# Backpack carrier



## trailbrat (Sep 29, 2018)

I am becoming a new hedgie owner with my new friend living in my classroom during the week. I plan to bring her home for the weekend. Right now I try to bike commute as often as possible (my bike commute days will decrease as ice and chance of snow on road increases with winter).

I found the following backpack. I am thinking I could wear this against my chest and under a coat of the weather is cool. Does anyone have any suggestions/confirmation on this idea?

Thanks!
https://www.exoticnutrition.com/Products/Pet-Backpack-with-Window__88877.aspx


----------



## Yukidama's mama (Apr 4, 2017)

How long is your commute? If it's not far perhaps it could work but tbh, taking a hedgehog back and forth twice a week probably will be very stressful for her. Plus since they are nocturnal, she'll just be sleeping all day anyways. When will you bond with her if she is only coming home at the weekends? It's is recommended to bond every evening for a minimum of 30 mins so they become more social and less frightened. 

My boy gets vey motion sickness in his travel bag, walking and even in a taxi. I imagine a bicycle would be very bumpy. I only really take him outside to go the vets. I always get a taxi so he is not outside in the cooler temps for too long. this is very important in winter and I wouldn't recommend cycling to school with your hedgehog in winter.

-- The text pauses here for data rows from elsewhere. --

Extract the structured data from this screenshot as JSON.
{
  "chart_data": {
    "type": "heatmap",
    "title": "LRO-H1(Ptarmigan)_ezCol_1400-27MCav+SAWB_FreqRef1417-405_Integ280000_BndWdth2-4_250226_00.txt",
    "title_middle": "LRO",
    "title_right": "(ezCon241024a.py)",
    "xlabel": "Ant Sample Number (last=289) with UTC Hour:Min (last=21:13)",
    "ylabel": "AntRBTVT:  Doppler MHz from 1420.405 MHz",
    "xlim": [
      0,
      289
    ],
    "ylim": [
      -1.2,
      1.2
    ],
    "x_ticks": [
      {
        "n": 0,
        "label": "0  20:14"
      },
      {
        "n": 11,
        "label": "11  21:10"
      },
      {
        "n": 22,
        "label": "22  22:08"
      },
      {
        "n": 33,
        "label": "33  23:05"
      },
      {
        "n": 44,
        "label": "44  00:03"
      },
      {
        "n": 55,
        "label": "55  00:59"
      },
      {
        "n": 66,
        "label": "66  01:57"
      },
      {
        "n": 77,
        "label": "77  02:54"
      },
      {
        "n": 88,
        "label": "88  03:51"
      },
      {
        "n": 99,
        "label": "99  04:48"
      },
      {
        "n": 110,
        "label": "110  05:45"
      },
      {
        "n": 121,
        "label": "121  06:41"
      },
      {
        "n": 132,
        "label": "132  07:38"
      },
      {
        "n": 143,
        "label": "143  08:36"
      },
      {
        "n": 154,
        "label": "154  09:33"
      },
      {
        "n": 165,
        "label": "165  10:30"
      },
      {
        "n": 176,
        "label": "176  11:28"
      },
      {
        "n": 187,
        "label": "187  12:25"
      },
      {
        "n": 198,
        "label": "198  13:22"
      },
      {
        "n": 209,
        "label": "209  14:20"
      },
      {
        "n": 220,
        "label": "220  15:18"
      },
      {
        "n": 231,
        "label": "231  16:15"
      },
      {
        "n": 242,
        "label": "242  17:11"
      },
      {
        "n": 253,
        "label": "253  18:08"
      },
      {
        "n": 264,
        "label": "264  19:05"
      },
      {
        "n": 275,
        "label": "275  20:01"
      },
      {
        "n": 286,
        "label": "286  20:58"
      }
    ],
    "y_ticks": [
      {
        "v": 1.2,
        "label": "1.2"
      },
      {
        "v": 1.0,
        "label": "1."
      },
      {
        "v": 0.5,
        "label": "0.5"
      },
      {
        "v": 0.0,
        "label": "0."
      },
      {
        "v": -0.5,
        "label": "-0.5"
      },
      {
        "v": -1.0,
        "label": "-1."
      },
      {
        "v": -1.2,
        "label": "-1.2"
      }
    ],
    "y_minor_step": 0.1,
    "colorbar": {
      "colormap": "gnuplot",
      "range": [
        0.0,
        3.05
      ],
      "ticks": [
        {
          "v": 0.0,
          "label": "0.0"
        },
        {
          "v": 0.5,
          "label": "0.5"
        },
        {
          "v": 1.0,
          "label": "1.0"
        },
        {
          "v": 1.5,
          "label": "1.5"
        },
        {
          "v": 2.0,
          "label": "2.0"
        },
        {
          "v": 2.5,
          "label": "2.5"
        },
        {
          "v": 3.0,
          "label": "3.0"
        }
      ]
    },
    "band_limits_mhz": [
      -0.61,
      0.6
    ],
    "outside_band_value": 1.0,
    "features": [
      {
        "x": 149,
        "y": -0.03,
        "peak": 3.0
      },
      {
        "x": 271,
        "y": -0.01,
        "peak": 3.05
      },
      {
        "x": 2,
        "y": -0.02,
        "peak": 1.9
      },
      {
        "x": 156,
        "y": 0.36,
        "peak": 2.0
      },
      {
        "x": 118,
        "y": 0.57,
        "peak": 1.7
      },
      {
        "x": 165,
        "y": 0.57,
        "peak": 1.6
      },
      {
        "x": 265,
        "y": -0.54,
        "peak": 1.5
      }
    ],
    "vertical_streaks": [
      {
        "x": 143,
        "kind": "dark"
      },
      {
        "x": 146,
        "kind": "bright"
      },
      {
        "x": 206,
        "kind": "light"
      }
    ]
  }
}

If it was me, I'd just let her settle in your house (in her enclosure) whilst you go to school and spend the evening with her when you return, since she'll be sleeping during the day anyways.


----------



## Katten (May 10, 2014)

If you are biking, I would use a solid case. The reason being is that if you're ever in an accident, your hedgehog would be better protected. A minor accident for a human could end up being devastating for a hedgehog. Plus, if you're ever in an accident that leaves you unable to talk, the first responders might miss that there is a live animal in the soft carrier. If you use a solid carrier, they're more likely to recognize it as an animal carrier and to ensure that your hedgehog is taken care as well.


----------